Fletcher should have no difficulty in keeping India on winning path

April 28, 2011 02:00 am | Updated September 27, 2016 08:10 pm IST - London:

As Duncan Fletcher takes over as India's coach he will have two major concerns. Can he improve on India's present stellar position in world cricket and how will he get along with the media in a country where there are millions clamouring for news every day.

No doubt he will be confident that he can keep India on the upward path immediately after their success in the World Cup. They are flying high under their captain M.S. Dhoni and there is a rich vein of talent desperate to get into the team.

If Fletcher could turn England into winners he should have no difficulty in keeping India on the winning path.

He never found friends in the English media pack who felt he distrusted them. There is usually someone in every press box boasting about his direct line to the coach; I never heard that while Fletcher was in-charge. Yet he appeared to get along comfortably with the South African journalists so perhaps it was our own fault. The competition is much greater in England. How will it be in India with its hundreds of newspapers in many different languages?

Saved by captains

He was saved in England by two captains — Nasser Hussain and Michael Vaughan. Both liked to talk, both knew every journalist in the pack and their press conferences and TV and radio interviews were both colourful and interesting.
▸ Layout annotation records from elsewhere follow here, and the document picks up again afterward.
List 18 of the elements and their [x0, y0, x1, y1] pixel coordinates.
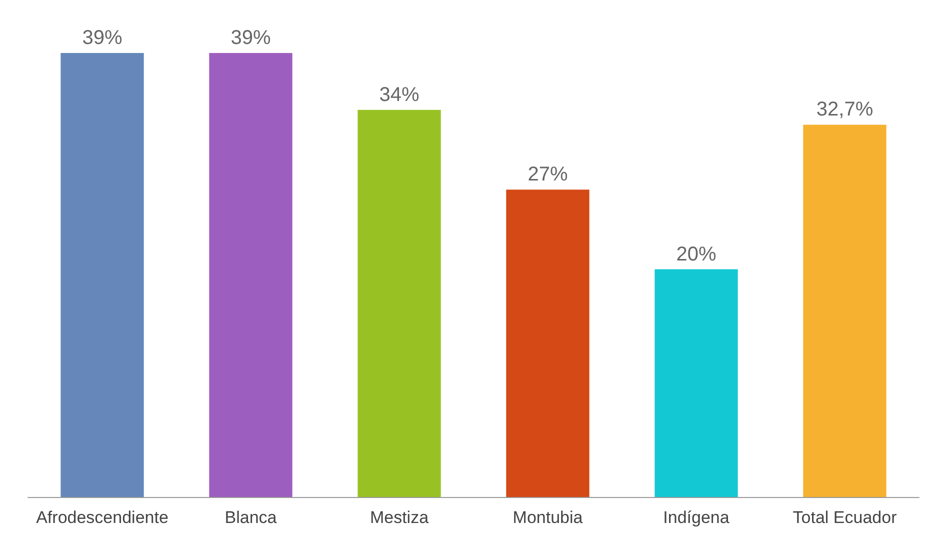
- x-tick-label: Mestiza: [370, 508, 430, 527]
- x-tick-label: Indígena: [663, 508, 730, 527]
- bar: [803, 124, 886, 497]
- x-tick-label: Blanca: [224, 508, 278, 527]
- bar: [358, 110, 441, 497]
- data-label: 34%: [379, 84, 420, 106]
- data-label: 39%: [230, 27, 271, 49]
- data-label: 32,7%: [816, 98, 874, 121]
- x-tick-label: Total Ecuador: [792, 508, 898, 527]
- x-tick-label: Montubia: [512, 508, 584, 527]
- data-label: 20%: [676, 243, 716, 266]
- bar: [60, 53, 144, 497]
- x-tick-label: Afrodescendiente: [36, 508, 168, 527]
- bar: [209, 53, 292, 497]
- bar: [654, 269, 738, 497]
- data-label: 39%: [82, 27, 122, 49]
- bar: [506, 190, 590, 497]
- data-label: 27%: [528, 164, 568, 186]
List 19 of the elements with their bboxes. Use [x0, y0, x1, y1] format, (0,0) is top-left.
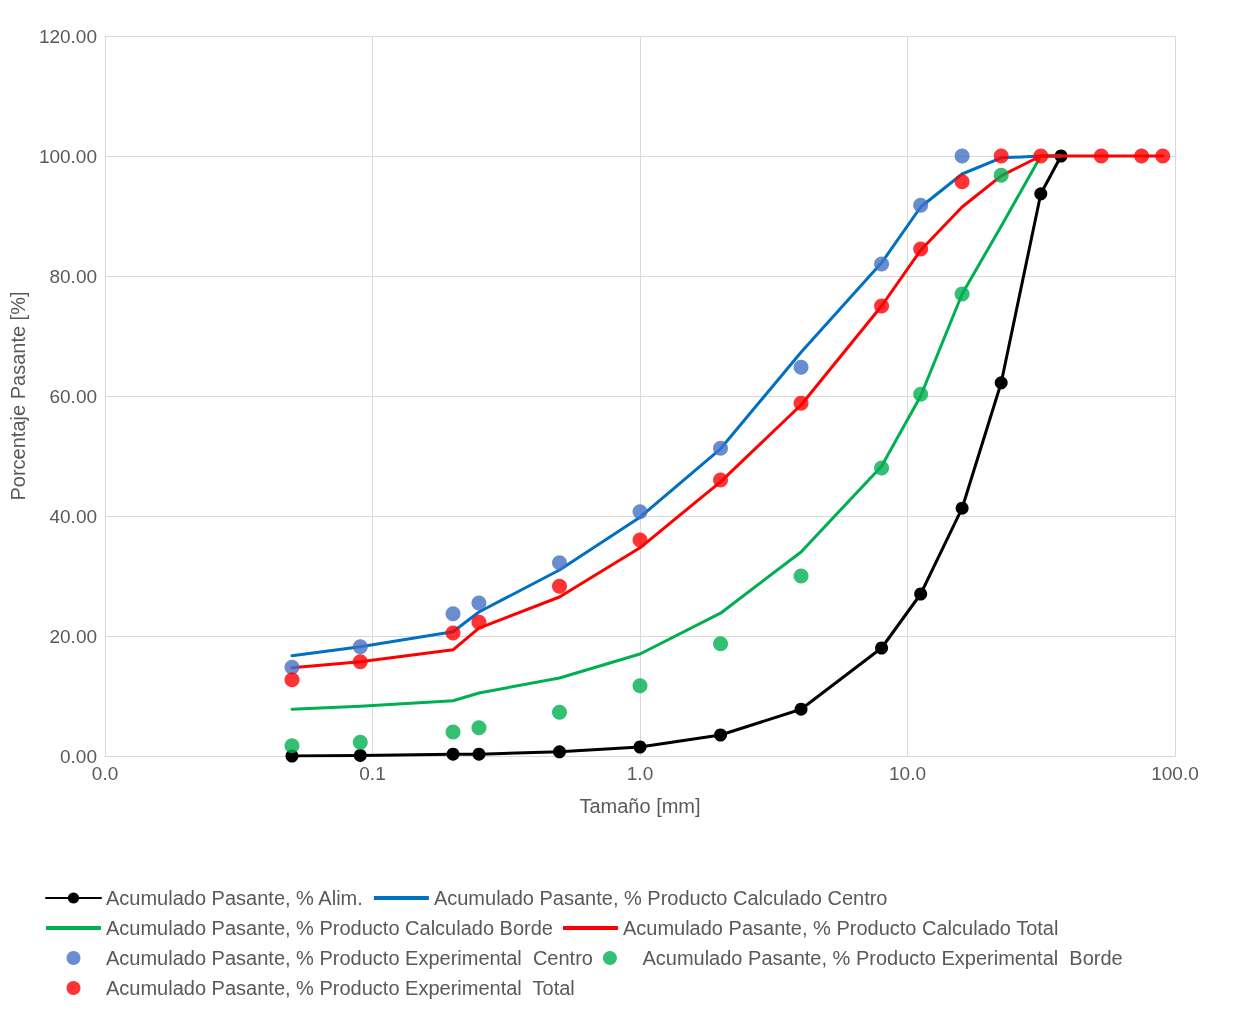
legend-label: Acumulado Pasante, % Producto Experimental Total: [106, 977, 575, 999]
legend-label: Acumulado Pasante, % Alim.: [106, 887, 363, 909]
legend-label: Acumulado Pasante, % Producto Experimental Centro: [106, 947, 593, 969]
legend-label: Acumulado Pasante, % Producto Calculado Borde: [106, 917, 553, 939]
legend-label: Acumulado Pasante, % Producto Calculado Total: [622, 917, 1059, 939]
legend-label: Acumulado Pasante, % Producto Calculado Centro: [433, 887, 888, 909]
y-tick-label: 60.00: [49, 385, 98, 407]
y-tick-label: 120.00: [38, 25, 98, 47]
y-axis-title: Porcentaje Pasante [%]: [7, 291, 29, 501]
x-tick-label: 100.0: [1151, 763, 1199, 784]
y-tick-label: 100.00: [38, 145, 98, 167]
legend-label: Acumulado Pasante, % Producto Experimental Borde: [642, 947, 1123, 969]
y-tick-label: 80.00: [49, 265, 98, 287]
x-axis-title: Tamaño [mm]: [579, 795, 701, 817]
x-tick-label: 0.1: [359, 763, 386, 784]
y-tick-label: 20.00: [49, 625, 98, 647]
x-tick-label: 10.0: [889, 763, 926, 784]
y-tick-label: 40.00: [49, 505, 98, 527]
x-tick-label: 1.0: [626, 763, 654, 784]
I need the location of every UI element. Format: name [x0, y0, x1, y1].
Within minutes of the announcement Vaughan had told his Twitter followers “Fletcher's biggest challenge will be the media. He has never really understood how it worked.”

In a TV interview Hussain added: “He will be under even greater pressure from the media in India.”

I met him on his first tour of South Africa before a one-day international. We had a brief but pleasant chat and England won a superb victory which should have made Fletcher happy. But when I found myself in a lift with him afterwards and said “It must have been a great start for any coach” he gave me a suspicious look before saying “yes” — very quietly — as he got out.

Yet there is no doubt that in every other way Fletcher is an admirable coach. He got more out of Alec Stewart who had never played well against spin until he came under Fletcher's wings, he encouraged the use of the sweep and he seemed to guide Graeme Hick find the maximum runs. His great achievement was to bring the best from Andrew Flintoff as England won back the Ashes.

When Fletcher took charge Flintoff was at the crossroads. No one was sure whether he would finish as an all-rounder in the same street as Ian Botham and Imran Khan or drop out of the game as a fat failure.

It must be due in part to Fletcher that the slimmed down Flintoff — despite his miserable time as captain, his exploits on a pedalo in West Indies and his wish to spend too much time drinking — had several memorable years.

For that reason alone there will be many cricket people in England watching Fletcher's journey through India with huge interest.